Sums of Separable and Quadratic Polynomials

The authors study separable plus quadratic (SPQ) polynomials, that is, polynomials that are the sum of univariate polynomials in different variables and a quadratic polynomial Motivated by the fact that nonnegative separable and nonnegative quadratic polynomials are sums of squares, the authors study whether nonnegative SPQ polynomials are (i) the sum of a nonnegative separable and a nonnegative quadratic polynomial and (ii) a sum of squares. The authors establish that the answer to question (i) is positive for univariate plus quadratic polynomials and for convex SPQ polynomials but negative already for bivariate quartic SPQ polynomials.

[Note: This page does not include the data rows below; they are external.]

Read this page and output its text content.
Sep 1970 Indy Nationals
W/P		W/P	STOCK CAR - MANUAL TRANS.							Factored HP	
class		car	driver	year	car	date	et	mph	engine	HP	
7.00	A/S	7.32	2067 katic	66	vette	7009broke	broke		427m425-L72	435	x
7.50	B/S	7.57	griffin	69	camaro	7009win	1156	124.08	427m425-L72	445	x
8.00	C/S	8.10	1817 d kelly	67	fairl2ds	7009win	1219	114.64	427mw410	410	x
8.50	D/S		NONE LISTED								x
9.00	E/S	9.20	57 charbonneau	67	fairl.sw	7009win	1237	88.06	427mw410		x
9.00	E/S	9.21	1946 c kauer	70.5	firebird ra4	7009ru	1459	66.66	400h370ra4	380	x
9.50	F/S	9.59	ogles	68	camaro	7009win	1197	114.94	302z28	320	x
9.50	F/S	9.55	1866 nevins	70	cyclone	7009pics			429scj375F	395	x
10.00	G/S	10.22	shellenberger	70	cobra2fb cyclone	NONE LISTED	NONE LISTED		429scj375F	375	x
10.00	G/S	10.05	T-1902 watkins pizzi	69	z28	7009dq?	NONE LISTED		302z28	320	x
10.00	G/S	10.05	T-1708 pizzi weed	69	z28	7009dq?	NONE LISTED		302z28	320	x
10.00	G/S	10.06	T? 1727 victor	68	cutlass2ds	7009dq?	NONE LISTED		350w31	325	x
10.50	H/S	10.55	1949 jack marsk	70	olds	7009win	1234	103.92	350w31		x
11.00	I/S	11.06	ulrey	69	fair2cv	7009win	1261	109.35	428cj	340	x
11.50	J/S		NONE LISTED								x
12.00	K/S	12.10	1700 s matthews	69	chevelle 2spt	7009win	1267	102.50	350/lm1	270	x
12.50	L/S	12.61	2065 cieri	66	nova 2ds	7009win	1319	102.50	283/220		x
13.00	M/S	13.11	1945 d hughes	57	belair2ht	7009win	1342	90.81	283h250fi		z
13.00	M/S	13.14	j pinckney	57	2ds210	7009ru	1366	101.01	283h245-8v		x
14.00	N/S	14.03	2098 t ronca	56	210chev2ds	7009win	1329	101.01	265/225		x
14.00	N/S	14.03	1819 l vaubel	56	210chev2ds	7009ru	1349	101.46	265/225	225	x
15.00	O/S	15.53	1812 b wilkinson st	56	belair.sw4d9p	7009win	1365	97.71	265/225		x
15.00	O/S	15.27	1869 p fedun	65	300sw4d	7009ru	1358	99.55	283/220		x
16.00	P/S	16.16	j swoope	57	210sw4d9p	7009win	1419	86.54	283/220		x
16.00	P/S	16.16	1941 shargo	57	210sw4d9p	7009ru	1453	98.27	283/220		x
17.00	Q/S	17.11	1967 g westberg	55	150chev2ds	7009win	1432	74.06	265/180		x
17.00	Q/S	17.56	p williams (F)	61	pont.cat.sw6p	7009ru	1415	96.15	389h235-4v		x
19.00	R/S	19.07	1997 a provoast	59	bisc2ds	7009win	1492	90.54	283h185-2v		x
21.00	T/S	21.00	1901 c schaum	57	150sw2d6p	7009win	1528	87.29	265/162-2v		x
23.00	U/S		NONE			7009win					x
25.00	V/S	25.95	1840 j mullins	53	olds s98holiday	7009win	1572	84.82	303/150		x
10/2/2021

The authors use their decomposition result for convex SPQ polynomials to show that convex SPQ polynomial optimization problems can be solved by “small” semidefinite programs. For question (ii), the authors provide a complete characterization of the answer based on the degree and the number of variables of the SPQ polynomial. They also prove that testing nonnegativity of SPQ polynomials is NP-hard when the degree is at least four. The authors end by presenting applications of SPQ polynomials to upper bounding sparsity of solutions to linear programs, polynomial regression problems in statistics, and a generalization of Newton’s method that incorporates separable higher order derivative information.